Для Москвы университет являлся, пожалуй, едва ли не основным центром общественной и умственной жизни. Сама атмосфера его аудиторий была особенной — в них отсутствовали чинопочитание, лесть, фискальство, лицемерие.
«Мы и наши товарищи говорили в аудитории открыто все, что приходило в голову; тетрадки запрещенных стихов ходили из рук в руки, запрещенные книги читались с комментариями, и при всем том я не помню ни одного доноса из аудитории, ни одного предательства», — писал позднее в «Былом и думах» товарищ Станкевича по университету Александр Герцен. И далее: «Опальный университет рос влиянием, в него, как в общий резервуар, вливались юные силы России со всех сторон, из всех слоев; в его залах они очищались от предрассудков, захваченных у домашнего очага, приходили к одному уровню, братались между собой и снова разливались во все стороны России, во все слои ее».
«Наш университет, — вспоминал впоследствии автор романа «Обломов» замечательный писатель Иван Гончаров, учившийся одновременно со Станкевичем, — был святилищем не для одних нас, учащихся, но и для их семейств и для всего общества. Образование, вынесенное из университета, ценилось выше всякого другого. Москва гордилась своим университетом, любила студентов, как будущих самых полезных, может быть, громких, блестящих деятелей общества. Студенты гордились своим званием и дорожили занятиями, видя общую к себе симпатию и уважение.

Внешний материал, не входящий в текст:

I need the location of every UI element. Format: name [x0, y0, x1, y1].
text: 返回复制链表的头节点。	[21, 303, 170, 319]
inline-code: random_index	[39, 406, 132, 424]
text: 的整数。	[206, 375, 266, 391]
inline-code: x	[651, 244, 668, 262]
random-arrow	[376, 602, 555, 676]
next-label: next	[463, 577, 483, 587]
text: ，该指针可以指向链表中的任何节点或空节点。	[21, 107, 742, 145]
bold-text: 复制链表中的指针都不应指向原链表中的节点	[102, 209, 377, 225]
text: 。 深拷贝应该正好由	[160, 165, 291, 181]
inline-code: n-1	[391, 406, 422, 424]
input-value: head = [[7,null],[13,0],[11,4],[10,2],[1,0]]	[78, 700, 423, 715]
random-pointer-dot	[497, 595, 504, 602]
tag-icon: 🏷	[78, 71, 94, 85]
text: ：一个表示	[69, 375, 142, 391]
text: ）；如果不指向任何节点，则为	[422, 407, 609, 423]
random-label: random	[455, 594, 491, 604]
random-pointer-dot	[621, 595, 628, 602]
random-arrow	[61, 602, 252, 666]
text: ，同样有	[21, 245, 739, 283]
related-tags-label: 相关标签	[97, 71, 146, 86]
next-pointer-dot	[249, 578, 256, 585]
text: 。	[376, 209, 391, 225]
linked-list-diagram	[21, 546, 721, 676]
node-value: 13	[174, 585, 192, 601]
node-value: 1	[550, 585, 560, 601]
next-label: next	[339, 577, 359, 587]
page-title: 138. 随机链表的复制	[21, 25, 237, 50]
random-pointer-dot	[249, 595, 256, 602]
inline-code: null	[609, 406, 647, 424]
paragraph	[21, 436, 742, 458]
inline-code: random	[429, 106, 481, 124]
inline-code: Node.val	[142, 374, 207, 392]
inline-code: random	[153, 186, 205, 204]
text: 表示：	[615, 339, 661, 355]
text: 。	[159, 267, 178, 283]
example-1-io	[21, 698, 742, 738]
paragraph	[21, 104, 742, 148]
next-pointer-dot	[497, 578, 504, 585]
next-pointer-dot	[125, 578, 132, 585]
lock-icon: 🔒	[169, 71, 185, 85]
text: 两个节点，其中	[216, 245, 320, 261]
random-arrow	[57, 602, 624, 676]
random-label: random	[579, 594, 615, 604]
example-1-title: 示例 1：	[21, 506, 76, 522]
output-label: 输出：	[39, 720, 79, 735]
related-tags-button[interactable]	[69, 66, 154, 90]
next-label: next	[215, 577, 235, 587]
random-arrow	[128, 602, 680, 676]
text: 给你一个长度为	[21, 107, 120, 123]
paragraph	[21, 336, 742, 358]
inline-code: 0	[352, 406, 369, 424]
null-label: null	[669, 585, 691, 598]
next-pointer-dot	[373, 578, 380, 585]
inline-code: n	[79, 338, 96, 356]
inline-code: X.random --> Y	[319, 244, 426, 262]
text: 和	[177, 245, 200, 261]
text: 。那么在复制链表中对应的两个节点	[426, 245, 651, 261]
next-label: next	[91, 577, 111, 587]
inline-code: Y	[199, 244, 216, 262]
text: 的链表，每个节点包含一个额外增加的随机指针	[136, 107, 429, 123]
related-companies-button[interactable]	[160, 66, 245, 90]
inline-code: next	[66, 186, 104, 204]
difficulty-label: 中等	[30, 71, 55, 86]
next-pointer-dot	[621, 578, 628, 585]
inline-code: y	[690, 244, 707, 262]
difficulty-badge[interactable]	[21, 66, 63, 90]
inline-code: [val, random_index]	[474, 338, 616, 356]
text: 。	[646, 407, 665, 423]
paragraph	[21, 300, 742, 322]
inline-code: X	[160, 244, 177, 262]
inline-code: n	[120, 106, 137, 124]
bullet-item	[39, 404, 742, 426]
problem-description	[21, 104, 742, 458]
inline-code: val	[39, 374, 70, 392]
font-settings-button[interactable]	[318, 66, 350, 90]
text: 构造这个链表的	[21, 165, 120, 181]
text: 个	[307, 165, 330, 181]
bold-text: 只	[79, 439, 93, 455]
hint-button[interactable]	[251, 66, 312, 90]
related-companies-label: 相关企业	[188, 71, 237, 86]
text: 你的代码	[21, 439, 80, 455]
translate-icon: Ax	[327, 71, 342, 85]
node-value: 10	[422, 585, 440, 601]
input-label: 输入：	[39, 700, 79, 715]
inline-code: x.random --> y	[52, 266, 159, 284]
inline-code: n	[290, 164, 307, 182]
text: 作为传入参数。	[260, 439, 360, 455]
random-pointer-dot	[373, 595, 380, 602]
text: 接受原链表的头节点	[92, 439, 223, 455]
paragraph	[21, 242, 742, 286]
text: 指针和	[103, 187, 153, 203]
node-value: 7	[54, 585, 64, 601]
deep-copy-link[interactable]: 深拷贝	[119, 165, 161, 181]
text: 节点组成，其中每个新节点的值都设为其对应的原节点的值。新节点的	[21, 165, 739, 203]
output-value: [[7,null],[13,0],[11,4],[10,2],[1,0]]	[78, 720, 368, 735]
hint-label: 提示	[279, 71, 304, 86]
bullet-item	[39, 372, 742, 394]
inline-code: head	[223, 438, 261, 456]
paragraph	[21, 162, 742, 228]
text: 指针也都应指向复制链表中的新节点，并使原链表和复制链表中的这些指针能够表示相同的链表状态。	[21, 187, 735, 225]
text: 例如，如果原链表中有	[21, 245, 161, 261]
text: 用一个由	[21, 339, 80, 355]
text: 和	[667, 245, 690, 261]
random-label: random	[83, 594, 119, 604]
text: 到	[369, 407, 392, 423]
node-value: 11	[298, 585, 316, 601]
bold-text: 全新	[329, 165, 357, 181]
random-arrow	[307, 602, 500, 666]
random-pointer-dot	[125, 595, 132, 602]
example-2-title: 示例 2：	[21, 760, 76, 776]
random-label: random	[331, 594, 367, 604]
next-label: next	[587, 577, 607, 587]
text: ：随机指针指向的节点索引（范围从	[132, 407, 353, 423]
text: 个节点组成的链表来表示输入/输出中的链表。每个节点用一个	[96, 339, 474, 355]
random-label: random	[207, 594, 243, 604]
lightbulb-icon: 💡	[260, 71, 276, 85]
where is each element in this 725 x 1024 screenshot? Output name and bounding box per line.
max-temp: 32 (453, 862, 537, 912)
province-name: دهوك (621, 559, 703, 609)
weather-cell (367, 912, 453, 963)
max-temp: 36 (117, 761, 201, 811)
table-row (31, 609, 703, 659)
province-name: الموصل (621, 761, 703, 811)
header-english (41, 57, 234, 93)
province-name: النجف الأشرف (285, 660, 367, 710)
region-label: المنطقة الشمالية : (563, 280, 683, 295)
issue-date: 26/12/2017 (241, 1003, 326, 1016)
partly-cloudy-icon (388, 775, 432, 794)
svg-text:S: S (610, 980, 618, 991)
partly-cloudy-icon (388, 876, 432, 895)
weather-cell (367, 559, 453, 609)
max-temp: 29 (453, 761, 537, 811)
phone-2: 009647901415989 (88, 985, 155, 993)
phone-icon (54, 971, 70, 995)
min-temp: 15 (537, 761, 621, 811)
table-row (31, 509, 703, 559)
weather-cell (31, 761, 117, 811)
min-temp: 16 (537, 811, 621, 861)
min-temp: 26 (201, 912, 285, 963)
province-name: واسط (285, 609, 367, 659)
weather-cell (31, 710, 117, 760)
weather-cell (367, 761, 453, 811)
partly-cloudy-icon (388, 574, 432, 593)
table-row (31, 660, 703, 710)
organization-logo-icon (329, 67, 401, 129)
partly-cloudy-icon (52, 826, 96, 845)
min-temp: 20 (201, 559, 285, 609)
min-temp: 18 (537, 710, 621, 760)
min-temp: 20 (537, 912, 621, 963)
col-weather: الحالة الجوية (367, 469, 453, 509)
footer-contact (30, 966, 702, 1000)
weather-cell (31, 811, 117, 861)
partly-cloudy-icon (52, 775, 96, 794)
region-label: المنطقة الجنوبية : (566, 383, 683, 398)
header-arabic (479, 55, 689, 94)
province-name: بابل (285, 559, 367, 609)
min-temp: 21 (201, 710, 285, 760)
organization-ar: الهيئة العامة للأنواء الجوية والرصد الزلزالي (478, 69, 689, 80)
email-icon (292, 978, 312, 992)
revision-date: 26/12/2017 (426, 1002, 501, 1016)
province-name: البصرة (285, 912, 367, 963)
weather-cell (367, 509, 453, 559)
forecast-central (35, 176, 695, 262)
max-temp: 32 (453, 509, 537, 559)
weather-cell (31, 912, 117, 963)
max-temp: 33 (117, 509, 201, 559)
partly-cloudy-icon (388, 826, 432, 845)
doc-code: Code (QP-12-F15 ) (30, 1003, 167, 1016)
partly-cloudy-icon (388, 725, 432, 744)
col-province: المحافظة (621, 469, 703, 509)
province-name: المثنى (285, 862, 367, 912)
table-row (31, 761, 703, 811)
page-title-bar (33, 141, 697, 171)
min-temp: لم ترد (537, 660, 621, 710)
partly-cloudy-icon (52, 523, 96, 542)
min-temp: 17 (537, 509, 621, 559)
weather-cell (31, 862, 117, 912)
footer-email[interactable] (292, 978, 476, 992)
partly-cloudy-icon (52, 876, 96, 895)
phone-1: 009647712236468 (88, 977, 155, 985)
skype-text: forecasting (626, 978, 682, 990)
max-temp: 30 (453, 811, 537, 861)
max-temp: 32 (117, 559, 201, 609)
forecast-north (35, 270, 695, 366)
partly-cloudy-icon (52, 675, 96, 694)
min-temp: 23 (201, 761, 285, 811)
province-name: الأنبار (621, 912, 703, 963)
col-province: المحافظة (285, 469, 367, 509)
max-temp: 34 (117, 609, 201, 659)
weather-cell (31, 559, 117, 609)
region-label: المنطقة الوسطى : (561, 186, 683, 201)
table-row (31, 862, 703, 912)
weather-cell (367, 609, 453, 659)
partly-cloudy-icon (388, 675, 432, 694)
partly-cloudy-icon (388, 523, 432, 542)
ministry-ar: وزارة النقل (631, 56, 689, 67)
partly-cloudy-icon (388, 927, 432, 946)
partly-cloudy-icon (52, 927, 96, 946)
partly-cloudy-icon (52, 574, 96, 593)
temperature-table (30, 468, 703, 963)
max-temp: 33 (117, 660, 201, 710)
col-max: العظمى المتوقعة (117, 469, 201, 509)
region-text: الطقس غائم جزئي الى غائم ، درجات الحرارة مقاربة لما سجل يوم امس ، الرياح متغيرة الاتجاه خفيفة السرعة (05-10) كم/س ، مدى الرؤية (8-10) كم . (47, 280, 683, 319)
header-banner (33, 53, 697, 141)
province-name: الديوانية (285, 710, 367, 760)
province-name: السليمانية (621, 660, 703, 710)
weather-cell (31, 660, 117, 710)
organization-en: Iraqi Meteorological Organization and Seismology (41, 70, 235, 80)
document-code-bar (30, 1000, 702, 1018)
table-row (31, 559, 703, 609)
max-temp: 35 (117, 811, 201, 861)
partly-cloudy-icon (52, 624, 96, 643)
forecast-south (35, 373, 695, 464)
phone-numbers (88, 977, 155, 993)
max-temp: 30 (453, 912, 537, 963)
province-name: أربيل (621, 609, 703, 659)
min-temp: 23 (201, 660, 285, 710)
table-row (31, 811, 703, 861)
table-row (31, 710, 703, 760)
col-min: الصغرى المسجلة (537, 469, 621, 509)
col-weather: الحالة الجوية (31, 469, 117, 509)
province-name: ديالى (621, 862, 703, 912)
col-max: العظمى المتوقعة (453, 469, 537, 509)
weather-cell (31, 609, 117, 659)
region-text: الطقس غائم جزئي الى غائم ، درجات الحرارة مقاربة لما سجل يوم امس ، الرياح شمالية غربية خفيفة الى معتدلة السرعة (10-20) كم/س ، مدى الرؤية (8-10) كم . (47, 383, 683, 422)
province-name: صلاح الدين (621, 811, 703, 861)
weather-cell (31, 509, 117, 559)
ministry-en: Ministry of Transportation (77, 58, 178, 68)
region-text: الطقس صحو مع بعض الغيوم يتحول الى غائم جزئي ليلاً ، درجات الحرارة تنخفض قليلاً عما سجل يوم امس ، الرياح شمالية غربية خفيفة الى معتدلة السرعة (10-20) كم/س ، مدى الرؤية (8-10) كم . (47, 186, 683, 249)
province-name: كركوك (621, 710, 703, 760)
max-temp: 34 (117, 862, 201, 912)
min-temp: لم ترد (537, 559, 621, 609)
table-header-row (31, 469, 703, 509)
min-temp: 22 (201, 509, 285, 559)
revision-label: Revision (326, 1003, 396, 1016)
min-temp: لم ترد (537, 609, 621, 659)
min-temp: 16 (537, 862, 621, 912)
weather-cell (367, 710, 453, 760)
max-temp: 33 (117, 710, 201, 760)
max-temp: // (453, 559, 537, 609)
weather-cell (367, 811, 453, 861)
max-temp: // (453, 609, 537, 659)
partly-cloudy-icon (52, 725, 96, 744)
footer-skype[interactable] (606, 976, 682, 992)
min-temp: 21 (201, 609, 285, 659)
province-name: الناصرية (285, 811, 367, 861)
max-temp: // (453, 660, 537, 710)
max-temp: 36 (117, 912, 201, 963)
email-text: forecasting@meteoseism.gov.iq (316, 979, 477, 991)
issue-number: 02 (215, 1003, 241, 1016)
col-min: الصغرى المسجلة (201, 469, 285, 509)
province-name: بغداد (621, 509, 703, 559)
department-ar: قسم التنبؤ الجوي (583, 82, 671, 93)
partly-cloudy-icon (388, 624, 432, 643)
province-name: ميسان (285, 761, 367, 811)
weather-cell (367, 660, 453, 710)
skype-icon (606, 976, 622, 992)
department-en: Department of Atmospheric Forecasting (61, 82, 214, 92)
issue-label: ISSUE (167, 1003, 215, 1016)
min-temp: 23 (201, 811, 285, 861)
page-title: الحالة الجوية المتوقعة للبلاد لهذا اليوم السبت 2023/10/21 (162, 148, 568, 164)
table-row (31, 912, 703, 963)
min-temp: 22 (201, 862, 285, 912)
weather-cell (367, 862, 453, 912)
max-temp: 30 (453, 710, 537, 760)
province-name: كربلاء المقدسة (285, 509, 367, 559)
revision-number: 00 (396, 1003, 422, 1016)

Они важно расхаживали по Москве, кокетничая своим званием и малиновыми воротниками. Даже простые люди, и те, при встречах, ласково провожали юношей в малиновых воротниках».
По словам того же Гончарова, юная студенческая толпа составляла собою маленькую ученую республику, над которой простиралось вечно ясное небо, без туч, без гроз и без внутренних потрясений, без всяких историй, кроме всеобщей и российской, преподаваемых с кафедр. Все было патриархально и просто; ходили в университет как к источнику за водой, запасались знаниями.